Petaluma's David Grisman gets back on road

At 70 with more than 80 albums under his belt, David Grisman is still going strong, preparing for a 6-month U.S. tour.|

During a music career that spans roughly half a century, internationally known mandolin player David Grisman has recorded more than 80 albums and worked with a long list of stars, including James Taylor, Bonnie Raitt and Jerry Garcia.

Even so, his own public persona remains relaxed and understated. As Grisman prepares for a six-month national tour and his 70th birthday (March 23), he seems at ease with himself and his place among Bay Area musical legends.

“It’s been a good run, and it ain’t over yet,” said Grisman, a familiar face in Petaluma, where he has lived since 2000.

He starts a new concert tour March 19 in Live Oak, Fla., and has dates booked throughout the country right up to an October show in Tarrytown, NY. He also continues to record his own music in a converted garage studio at his home, using the Acoustic Disc label he established in 1990 and marketing the downloads online under the name Acoustic Oasis.

Grisman still performs with his three bands - the David Grisman Sextet, the David Grisman Bluegrass Experience and David Grisman’s FolkJazz Trio.

“I’m still working,” he said succinctly, leaning back in an armchair at his wife’s cozy downtown Petaluma art studio. Meanwhile Tracy Bigelow Grisman, who married the musician in 2007, worked on a painting in another corner of the room.

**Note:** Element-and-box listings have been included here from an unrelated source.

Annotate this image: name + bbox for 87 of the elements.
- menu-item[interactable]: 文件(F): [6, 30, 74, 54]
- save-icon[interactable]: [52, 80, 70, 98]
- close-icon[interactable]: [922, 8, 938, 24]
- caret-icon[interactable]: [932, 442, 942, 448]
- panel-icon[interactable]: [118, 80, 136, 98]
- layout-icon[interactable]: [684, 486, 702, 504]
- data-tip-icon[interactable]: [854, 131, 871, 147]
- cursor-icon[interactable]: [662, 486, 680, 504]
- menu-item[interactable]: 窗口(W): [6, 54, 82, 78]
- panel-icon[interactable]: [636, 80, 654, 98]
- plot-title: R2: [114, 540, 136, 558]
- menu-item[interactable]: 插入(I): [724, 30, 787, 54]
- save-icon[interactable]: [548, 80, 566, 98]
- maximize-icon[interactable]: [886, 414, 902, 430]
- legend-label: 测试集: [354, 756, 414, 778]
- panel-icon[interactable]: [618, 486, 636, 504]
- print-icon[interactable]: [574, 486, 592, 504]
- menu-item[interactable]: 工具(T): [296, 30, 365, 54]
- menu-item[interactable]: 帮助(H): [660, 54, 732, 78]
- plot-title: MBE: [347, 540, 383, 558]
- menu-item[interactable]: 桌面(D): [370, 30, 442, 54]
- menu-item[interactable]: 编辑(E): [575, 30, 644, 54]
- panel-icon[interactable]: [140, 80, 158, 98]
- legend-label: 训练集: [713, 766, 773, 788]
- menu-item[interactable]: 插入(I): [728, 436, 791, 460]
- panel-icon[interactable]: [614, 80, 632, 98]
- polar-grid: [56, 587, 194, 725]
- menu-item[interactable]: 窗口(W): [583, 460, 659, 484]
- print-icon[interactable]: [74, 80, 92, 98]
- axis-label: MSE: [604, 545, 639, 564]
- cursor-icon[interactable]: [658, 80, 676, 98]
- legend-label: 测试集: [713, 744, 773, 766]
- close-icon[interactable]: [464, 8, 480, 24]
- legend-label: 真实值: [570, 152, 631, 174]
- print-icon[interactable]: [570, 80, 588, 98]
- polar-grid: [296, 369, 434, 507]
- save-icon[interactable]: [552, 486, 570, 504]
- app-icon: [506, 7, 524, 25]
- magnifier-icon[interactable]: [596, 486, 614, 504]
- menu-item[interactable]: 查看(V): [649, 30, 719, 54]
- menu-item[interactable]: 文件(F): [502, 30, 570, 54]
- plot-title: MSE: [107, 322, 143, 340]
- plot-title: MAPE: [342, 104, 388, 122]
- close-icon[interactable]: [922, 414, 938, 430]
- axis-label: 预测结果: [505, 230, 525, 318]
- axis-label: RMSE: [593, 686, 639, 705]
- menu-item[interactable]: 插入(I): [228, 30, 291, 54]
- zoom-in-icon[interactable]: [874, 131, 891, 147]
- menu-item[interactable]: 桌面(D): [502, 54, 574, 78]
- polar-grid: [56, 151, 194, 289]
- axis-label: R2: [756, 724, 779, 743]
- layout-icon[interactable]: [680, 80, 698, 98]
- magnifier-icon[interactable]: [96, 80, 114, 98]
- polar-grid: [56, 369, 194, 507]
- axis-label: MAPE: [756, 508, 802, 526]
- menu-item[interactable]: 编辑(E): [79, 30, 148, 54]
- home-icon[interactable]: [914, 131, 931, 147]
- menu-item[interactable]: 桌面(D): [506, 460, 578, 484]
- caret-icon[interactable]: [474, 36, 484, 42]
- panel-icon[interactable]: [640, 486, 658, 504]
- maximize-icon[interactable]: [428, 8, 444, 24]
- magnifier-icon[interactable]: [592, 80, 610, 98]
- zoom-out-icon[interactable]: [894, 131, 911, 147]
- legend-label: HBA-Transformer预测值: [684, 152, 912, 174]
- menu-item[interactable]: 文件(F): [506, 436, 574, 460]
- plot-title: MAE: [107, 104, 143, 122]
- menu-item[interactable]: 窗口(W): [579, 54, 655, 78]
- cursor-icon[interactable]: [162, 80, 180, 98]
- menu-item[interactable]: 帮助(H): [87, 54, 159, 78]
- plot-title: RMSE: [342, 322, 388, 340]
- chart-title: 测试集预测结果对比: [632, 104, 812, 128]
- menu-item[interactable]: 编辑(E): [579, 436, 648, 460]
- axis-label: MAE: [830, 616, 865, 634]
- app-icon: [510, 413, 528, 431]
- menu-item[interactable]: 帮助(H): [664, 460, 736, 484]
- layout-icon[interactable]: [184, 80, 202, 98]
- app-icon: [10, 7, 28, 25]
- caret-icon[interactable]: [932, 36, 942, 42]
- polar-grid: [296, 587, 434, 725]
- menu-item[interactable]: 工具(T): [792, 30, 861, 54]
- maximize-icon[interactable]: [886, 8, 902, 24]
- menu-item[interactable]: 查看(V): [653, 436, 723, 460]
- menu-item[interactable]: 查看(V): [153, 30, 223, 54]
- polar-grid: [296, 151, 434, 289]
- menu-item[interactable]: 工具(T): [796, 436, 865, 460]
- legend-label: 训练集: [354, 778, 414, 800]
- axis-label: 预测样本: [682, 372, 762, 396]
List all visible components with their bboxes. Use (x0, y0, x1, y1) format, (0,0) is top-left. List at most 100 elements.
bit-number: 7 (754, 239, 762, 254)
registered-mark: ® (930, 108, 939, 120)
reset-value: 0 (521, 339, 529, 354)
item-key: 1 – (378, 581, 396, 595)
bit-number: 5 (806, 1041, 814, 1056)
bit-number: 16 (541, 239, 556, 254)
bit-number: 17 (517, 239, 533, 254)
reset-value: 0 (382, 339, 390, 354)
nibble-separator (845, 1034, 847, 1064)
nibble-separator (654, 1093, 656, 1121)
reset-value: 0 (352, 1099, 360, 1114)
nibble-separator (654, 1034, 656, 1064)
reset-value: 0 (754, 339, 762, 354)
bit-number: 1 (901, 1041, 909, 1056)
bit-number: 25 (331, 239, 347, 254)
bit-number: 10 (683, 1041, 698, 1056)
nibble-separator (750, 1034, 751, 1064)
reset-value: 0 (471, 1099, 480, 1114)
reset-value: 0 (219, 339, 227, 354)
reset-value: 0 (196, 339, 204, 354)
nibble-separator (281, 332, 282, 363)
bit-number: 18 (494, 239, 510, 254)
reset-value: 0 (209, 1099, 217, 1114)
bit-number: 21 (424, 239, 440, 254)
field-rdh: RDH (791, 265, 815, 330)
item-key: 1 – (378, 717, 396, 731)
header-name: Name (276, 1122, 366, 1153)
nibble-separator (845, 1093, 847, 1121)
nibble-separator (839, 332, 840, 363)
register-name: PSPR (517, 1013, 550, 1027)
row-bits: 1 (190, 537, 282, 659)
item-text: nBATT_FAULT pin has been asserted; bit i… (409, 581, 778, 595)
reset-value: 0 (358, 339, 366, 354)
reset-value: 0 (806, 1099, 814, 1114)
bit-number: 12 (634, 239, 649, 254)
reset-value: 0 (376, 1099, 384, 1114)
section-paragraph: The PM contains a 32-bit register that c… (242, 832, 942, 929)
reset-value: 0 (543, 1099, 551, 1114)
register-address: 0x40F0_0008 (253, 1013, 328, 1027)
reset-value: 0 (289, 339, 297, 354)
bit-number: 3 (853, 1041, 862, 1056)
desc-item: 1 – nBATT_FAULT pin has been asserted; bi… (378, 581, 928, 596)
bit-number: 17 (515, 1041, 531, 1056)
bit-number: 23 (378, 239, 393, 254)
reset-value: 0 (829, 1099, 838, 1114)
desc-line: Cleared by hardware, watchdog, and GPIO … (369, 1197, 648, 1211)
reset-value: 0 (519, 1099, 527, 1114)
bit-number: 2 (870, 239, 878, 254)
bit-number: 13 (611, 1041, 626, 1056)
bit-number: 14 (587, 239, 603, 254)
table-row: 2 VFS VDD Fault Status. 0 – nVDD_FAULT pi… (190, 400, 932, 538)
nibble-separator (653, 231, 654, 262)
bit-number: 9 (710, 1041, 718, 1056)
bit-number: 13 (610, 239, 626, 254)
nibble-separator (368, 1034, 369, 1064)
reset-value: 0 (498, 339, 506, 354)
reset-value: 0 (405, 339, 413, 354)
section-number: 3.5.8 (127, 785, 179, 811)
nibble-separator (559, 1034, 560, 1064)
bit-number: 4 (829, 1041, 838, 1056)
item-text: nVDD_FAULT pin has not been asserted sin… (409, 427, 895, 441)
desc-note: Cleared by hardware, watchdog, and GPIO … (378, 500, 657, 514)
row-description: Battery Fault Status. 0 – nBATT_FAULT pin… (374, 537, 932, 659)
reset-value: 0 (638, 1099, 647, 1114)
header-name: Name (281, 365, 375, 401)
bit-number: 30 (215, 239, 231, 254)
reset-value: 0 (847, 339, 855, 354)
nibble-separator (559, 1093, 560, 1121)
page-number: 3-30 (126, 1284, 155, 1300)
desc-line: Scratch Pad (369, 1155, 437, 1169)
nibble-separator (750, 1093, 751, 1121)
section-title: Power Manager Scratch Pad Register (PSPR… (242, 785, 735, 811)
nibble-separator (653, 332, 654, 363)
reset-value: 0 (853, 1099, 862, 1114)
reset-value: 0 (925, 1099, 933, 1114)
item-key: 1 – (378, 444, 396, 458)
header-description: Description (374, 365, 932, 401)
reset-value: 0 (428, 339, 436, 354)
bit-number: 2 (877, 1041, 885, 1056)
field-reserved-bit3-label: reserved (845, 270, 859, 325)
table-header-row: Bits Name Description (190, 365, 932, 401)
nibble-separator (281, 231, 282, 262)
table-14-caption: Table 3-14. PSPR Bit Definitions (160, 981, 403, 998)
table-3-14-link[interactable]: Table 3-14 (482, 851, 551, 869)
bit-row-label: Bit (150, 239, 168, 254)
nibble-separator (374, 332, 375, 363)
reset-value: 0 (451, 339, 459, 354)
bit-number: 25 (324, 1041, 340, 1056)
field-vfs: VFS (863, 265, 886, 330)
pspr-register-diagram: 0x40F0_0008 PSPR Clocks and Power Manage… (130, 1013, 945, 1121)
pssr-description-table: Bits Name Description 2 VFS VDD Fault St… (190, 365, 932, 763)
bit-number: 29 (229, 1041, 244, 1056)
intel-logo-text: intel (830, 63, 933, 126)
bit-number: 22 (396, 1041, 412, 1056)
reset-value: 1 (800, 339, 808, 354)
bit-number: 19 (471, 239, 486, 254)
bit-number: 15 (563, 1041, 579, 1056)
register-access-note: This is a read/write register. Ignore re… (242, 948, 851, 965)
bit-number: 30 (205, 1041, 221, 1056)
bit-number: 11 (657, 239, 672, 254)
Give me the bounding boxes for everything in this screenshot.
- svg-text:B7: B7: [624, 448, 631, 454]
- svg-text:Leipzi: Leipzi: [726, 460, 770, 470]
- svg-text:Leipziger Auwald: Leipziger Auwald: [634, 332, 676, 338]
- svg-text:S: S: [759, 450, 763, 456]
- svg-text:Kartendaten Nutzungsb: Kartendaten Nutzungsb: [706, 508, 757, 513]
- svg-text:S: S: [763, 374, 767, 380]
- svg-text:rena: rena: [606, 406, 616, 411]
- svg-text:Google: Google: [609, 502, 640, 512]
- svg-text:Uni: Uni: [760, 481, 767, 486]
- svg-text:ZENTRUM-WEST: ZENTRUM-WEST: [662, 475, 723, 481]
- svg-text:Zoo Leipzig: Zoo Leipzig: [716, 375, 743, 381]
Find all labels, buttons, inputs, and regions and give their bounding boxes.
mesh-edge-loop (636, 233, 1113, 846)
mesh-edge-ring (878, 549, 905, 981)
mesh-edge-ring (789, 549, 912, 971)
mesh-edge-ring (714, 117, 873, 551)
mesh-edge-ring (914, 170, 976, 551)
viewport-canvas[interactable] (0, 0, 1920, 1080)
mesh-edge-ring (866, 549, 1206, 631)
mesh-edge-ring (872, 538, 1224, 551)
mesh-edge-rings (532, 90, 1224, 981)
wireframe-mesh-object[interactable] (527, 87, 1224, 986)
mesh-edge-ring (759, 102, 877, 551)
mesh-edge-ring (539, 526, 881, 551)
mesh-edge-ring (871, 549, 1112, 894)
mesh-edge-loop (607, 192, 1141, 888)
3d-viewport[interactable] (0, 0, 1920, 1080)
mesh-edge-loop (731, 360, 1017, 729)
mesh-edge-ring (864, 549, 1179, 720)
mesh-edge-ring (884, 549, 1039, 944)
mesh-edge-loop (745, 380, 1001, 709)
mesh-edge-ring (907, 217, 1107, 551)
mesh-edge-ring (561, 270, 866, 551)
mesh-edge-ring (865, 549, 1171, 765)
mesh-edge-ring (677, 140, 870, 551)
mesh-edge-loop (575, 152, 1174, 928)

Grisman has been married twice before and has three grown children. In 2000, his daughter Gillian of Novato made the documentary film, “Grateful Dawg,” about her father’s long friendship with Grateful Dead co-founder Jerry Garcia. His son Monroe, named for bluegrass music pioneer Bill Monroe, lives in Fairfax and plays in the Tom Petty tribute band Petty Theft. Grisman’s son Samson is a bassist and recording session musician living in Nashville, and often performs with his father.

Grisman’s eclectic style - embracing bluegrass, folk, country, jazz and more - has won the admiration of musicians from many different backgrounds, but those who know him well also respect him as a person and a neighbor.

“David Grisman is revered around here,” said jazz drummer George Marsh of Santa Rosa, who plays in Grisman’s sextet. “I consider him a master. He has a strong, unique, compelling voice on his instrument, and he’s a family man. He’s a wonderful human being.”

Growing up in a Jewish family in New Jersey, Grisman first discovered bluegrass music from friends at Passaic High School. In the early 1960s, it was beginning to get some airplay on New York radio stations.

“Bluegrass got me into mandolin playing, but I always liked all kinds of music,” he said.

Frustrated by conventional musical categories, Grisman came up with his own - “Dawg music” - based on a nickname given to him by his friend Jerry Garcia. Grisman and Garcia met in 1964 at a concert performance by bluegrass legend Bill Monroe at Sunset Park in West Grove, Pa. Garcia had driven cross-country from Palo Alto.

“We kind of hooked up there. Jerry was on a pilgrimage east because we had the real bluegrass music,” Grisman said.

Grisman lived in Greenwich Village in the early 1960s and in 1963 helped start the Even Dozen Jug Band with John Sebastian, Maria Muldaur (now D’Amato) and others. He majored in English at New York University, graduating with a bachelor’s degree in 1966, and moved west to the Bay Area in 1969.

Grisman and Garcia remained friends until Garcia’s death in 1995. At Garcia’s invitation, he did some recording with the Grateful Dead, but Grisman doesn’t expect to attend the surviving members’ reunion and farewell concert in Chicago in July.

Riffing through his own memories in a meandering, relaxed way, Grisman looked as much like a wise man on a mountain top as a veteran musician, with his long, flowing white hair and bushy beard.

“The last time I shaved was in 1978,” he said with an easy grin.